Os blocos 1.2 TDI e 2.0 TDI vão necessitar apenas, segundo a VW indica, de uma atualização do software.
Depois de efetuadas as referidas alterações, os modelos em questão cumprirão com os valores de emissões estipulados pela lei.
E este “estrangulador” resulta?
Se por um lado a solução pode garantir o cumprimento das emissões, poderá não ser inteiramente verdade para o consumo de combustível.
Isto porque, se na situação anterior a gestão eletrónica permitia que mais poluentes passassem através do sistema de escape, economizando combustível, agora o motor deverá usar regularmente mais combustível para que o sistema que retém óxidos de azoto, reduzindo as emissões tóxicas, execute o seu “trabalho”.
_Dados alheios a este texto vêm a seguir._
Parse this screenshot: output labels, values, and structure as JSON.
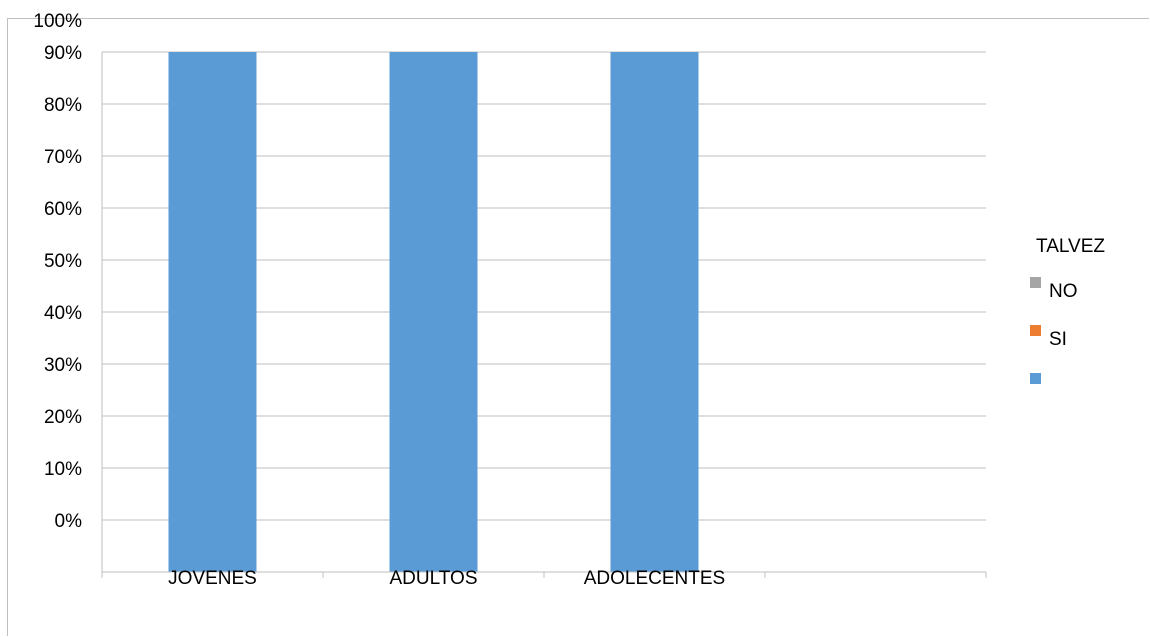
{
  "chart_data": {
    "type": "bar",
    "stacked": true,
    "categories": [
      "JOVENES",
      "ADULTOS",
      "ADOLECENTES",
      ""
    ],
    "series": [
      {
        "name": "",
        "color": "#5b9bd5",
        "values": [
          100,
          100,
          100,
          0
        ]
      },
      {
        "name": "SI",
        "color": "#ed7d31",
        "values": [
          0,
          0,
          0,
          0
        ]
      },
      {
        "name": "NO",
        "color": "#a5a5a5",
        "values": [
          0,
          0,
          0,
          0
        ]
      },
      {
        "name": "TALVEZ",
        "color": "#ffc000",
        "values": [
          0,
          0,
          0,
          0
        ]
      }
    ],
    "ylim": [
      0,
      100
    ],
    "yticks": [
      "0%",
      "10%",
      "20%",
      "30%",
      "40%",
      "50%",
      "60%",
      "70%",
      "80%",
      "90%",
      "100%"
    ],
    "grid": true,
    "legend_position": "right",
    "title": "",
    "xlabel": "",
    "ylabel": ""
  },
  "legend": {
    "header": "TALVEZ",
    "items": [
      {
        "label": "NO",
        "color": "#a5a5a5"
      },
      {
        "label": "SI",
        "color": "#ed7d31"
      },
      {
        "label": "",
        "color": "#5b9bd5"
      }
    ]
  }
}
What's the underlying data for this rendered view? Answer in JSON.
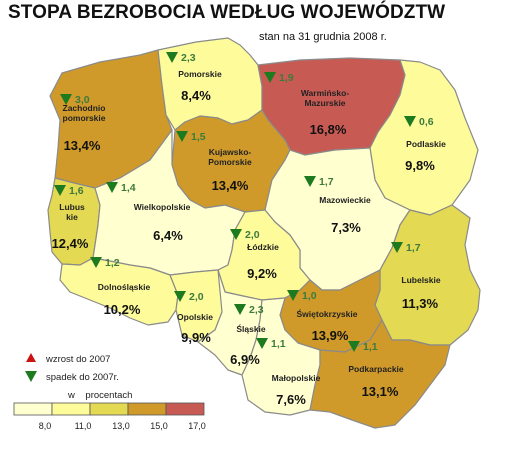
{
  "title": "STOPA BEZROBOCIA WEDŁUG WOJEWÓDZTW",
  "subtitle": "stan na 31 grudnia 2008 r.",
  "colors": {
    "below_8": "#ffffd0",
    "8_11": "#fdfb9a",
    "11_13": "#e3d952",
    "13_15": "#cf9a2a",
    "15_17": "#c85a54",
    "border": "#8a8a8a",
    "arrow_down": "#1e7a1e",
    "arrow_up": "#cc1111",
    "change_text": "#3d7a3d"
  },
  "regions": [
    {
      "id": "zachodniopomorskie",
      "name_lines": [
        "Zachodnio",
        "pomorskie"
      ],
      "rate": "13,4%",
      "change": "3,0",
      "trend": "down",
      "class": "13_15"
    },
    {
      "id": "pomorskie",
      "name_lines": [
        "Pomorskie"
      ],
      "rate": "8,4%",
      "change": "2,3",
      "trend": "down",
      "class": "8_11"
    },
    {
      "id": "warminsko-mazurskie",
      "name_lines": [
        "Warmińsko-",
        "Mazurskie"
      ],
      "rate": "16,8%",
      "change": "1,9",
      "trend": "down",
      "class": "15_17"
    },
    {
      "id": "podlaskie",
      "name_lines": [
        "Podlaskie"
      ],
      "rate": "9,8%",
      "change": "0,6",
      "trend": "down",
      "class": "8_11"
    },
    {
      "id": "kujawsko-pomorskie",
      "name_lines": [
        "Kujawsko-",
        "Pomorskie"
      ],
      "rate": "13,4%",
      "change": "1,5",
      "trend": "down",
      "class": "13_15"
    },
    {
      "id": "lubuskie",
      "name_lines": [
        "Lubus",
        "kie"
      ],
      "rate": "12,4%",
      "change": "1,6",
      "trend": "down",
      "class": "11_13"
    },
    {
      "id": "wielkopolskie",
      "name_lines": [
        "Wielkopolskie"
      ],
      "rate": "6,4%",
      "change": "1,4",
      "trend": "down",
      "class": "below_8"
    },
    {
      "id": "mazowieckie",
      "name_lines": [
        "Mazowieckie"
      ],
      "rate": "7,3%",
      "change": "1,7",
      "trend": "down",
      "class": "below_8"
    },
    {
      "id": "lodzkie",
      "name_lines": [
        "Łódzkie"
      ],
      "rate": "9,2%",
      "change": "2,0",
      "trend": "down",
      "class": "8_11"
    },
    {
      "id": "lubelskie",
      "name_lines": [
        "Lubelskie"
      ],
      "rate": "11,3%",
      "change": "1,7",
      "trend": "down",
      "class": "11_13"
    },
    {
      "id": "dolnoslaskie",
      "name_lines": [
        "Dolnośląskie"
      ],
      "rate": "10,2%",
      "change": "1,2",
      "trend": "down",
      "class": "8_11"
    },
    {
      "id": "opolskie",
      "name_lines": [
        "Opolskie"
      ],
      "rate": "9,9%",
      "change": "2,0",
      "trend": "down",
      "class": "8_11"
    },
    {
      "id": "slaskie",
      "name_lines": [
        "Śląskie"
      ],
      "rate": "6,9%",
      "change": "2,3",
      "trend": "down",
      "class": "below_8"
    },
    {
      "id": "swietokrzyskie",
      "name_lines": [
        "Świętokrzyskie"
      ],
      "rate": "13,9%",
      "change": "1,0",
      "trend": "down",
      "class": "13_15"
    },
    {
      "id": "malopolskie",
      "name_lines": [
        "Małopolskie"
      ],
      "rate": "7,6%",
      "change": "1,1",
      "trend": "down",
      "class": "below_8"
    },
    {
      "id": "podkarpackie",
      "name_lines": [
        "Podkarpackie"
      ],
      "rate": "13,1%",
      "change": "1,1",
      "trend": "down",
      "class": "13_15"
    }
  ],
  "legend": {
    "up_label": "wzrost do 2007",
    "down_label": "spadek do 2007r.",
    "unit_label": "w    procentach",
    "ticks": [
      "8,0",
      "11,0",
      "13,0",
      "15,0",
      "17,0"
    ],
    "bins": [
      "below_8",
      "8_11",
      "11_13",
      "13_15",
      "15_17"
    ]
  }
}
Para explicar o motivo da dúvida não existe outra forma que não excessivamente técnica para alguns leitores: é que o rendimento máximo de um motor térmico, dado pelo ciclo de Carnot, é a razão entre o trabalho que o engenho fornece e o calor que sai da fonte quente. A sua demonstração é um pouco extensa e sai fora do âmbito deste artigo, ainda assim é possível escrever o rendimento de Carnot em função das temperaturas da fonte quente e da fonte fria utilizando a relação η = 1- Tq/Tf.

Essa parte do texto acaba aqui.